暑さで気分が悪くなる生徒が出ることが予想されるため、本日の話は次のように極力短くすることにしました。
「怒らずににこにこと笑っている人は概して長寿だが、これには科学的な根拠がある。一升瓶に通常の精神状態で息を吹き込み、その中にハエを入れると約40分で窒息死するが、激怒した状態で息を吹き入れて同じことをすると3分間でハエは死んでしまう。昔からよく毒気に当てられたという話があるが、人間は気づかないうちに毒気を吐いている。従って、怒ったり、愚痴を言ったり、不平不満を言っていると自分自身の肉体を蝕むことになる。明るく元気で生活しよう。」
時間があれば、ゆっくり話をしたかったのですが、このことは実はワシントン大学の心理学者である ケーツ博士の実験で証明されているのです。ケーツ博士は、普通の状態の人と激しく怒っている人の呼気をそれぞれガラスの入れ物にとって、これを液体空気で冷却するという実験を行なったのです。そうすると共に凝結した水滴が得られます。次にこの凝結した水滴を蒸発させると、精神的に平静な人の場合には後に何も残らないのに、怒っている人の場合には、灰色のカスが残りました。そのカスを水に溶かして実験用の動物に注射すると、その動物は苦悶してすぐに頓死しました。続いて憤怒の状態の強弱によって実験したところ、毒性の強弱も異なることが解ったのです。一時間 怒り続けていた人の呼気をすべて摂取して得られた毒性を、実験用動物について検査すると、数百頭の動物を即座に倒すことができ、それは70人の人間が死亡する毒性に相当することも実証されました。

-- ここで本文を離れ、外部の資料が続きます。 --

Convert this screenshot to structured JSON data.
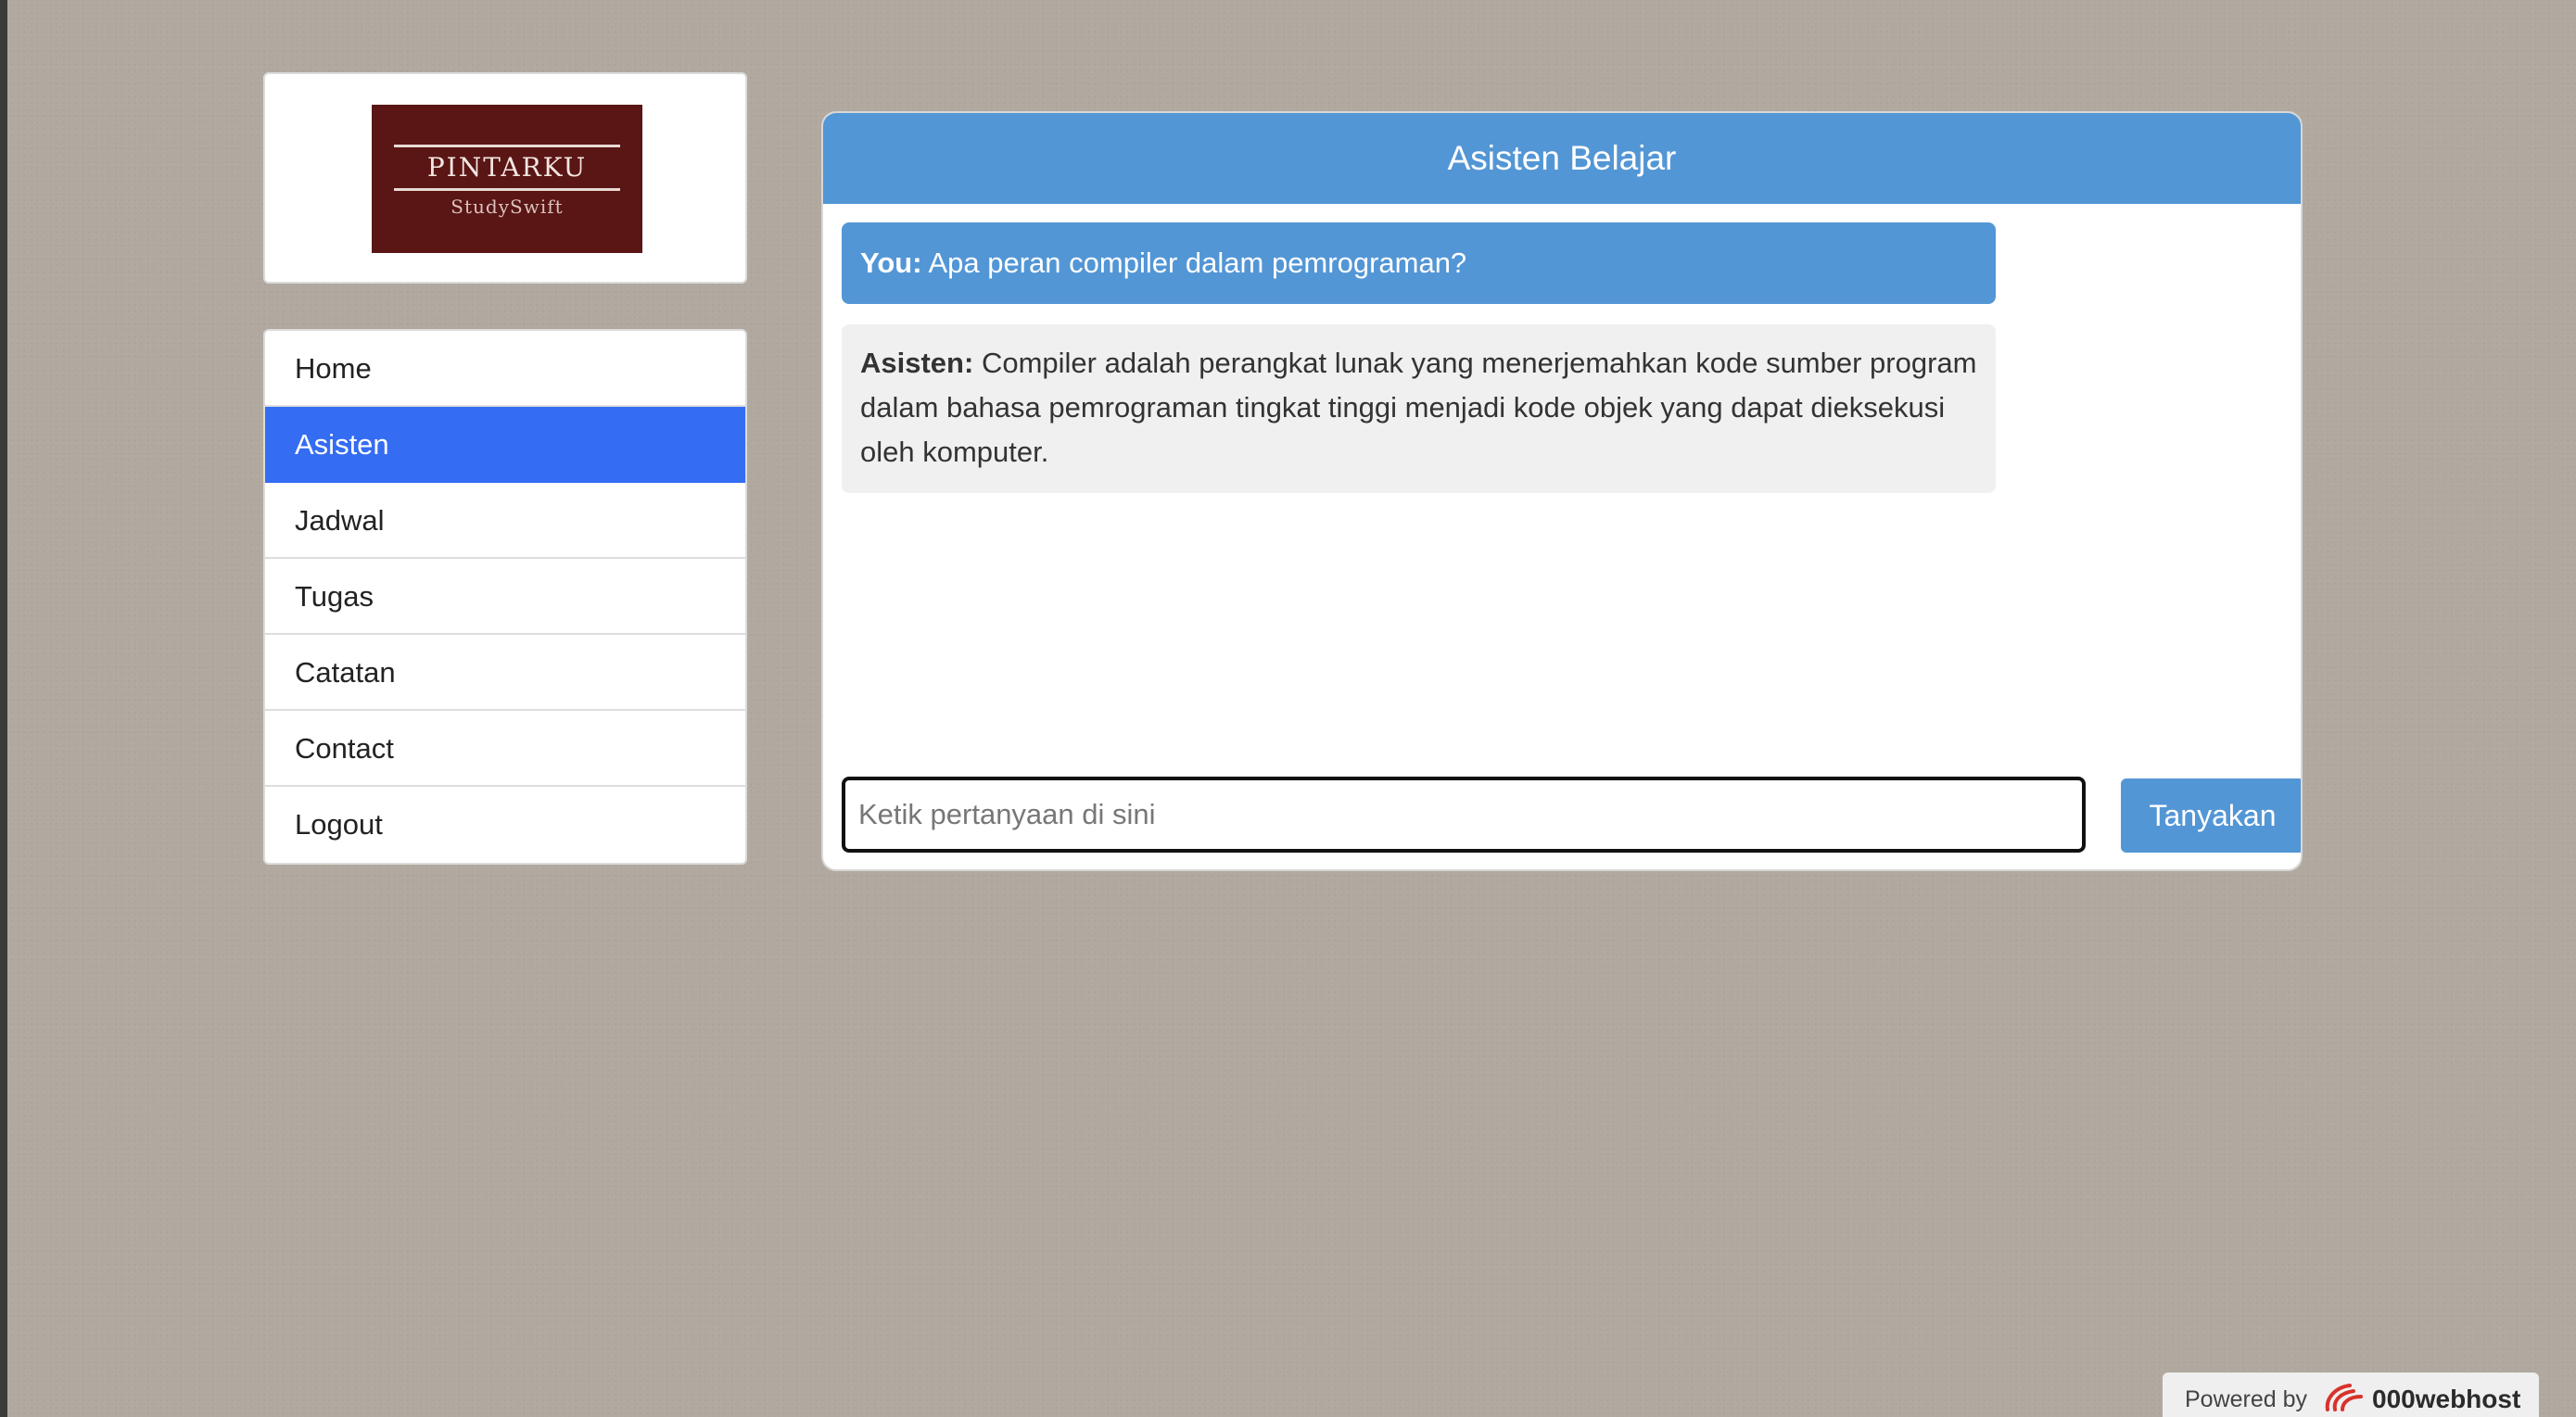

人に嫌味を言われた、人に相手にされなかった、いじめに遭った、仕事で失敗した、友人に裏切られた、危険な思いをした、家族が死んだ、大きな怪我をしたといったことにより、トラウマ(心の傷)が生ずることがあります。人の体は脳の働きで左右されており、強いストレスがかかったり怒りの感情等が沸くと、有害物質であるアンモニアを作り呼気から排出するのです。その毒性はとても強いもので、このような状態が日常くり返されていると、身体に与える悪影響は計り知れないものがあるそうです。
古来より「笑う門には福来る」と言われています。どのような時にも、愚痴を言わない、落ち込まない、相手を悪く思わない、非難中傷しない、多くの艱難を受け止め、笑顔で生きてゆくことが大切なのではないでしょうか。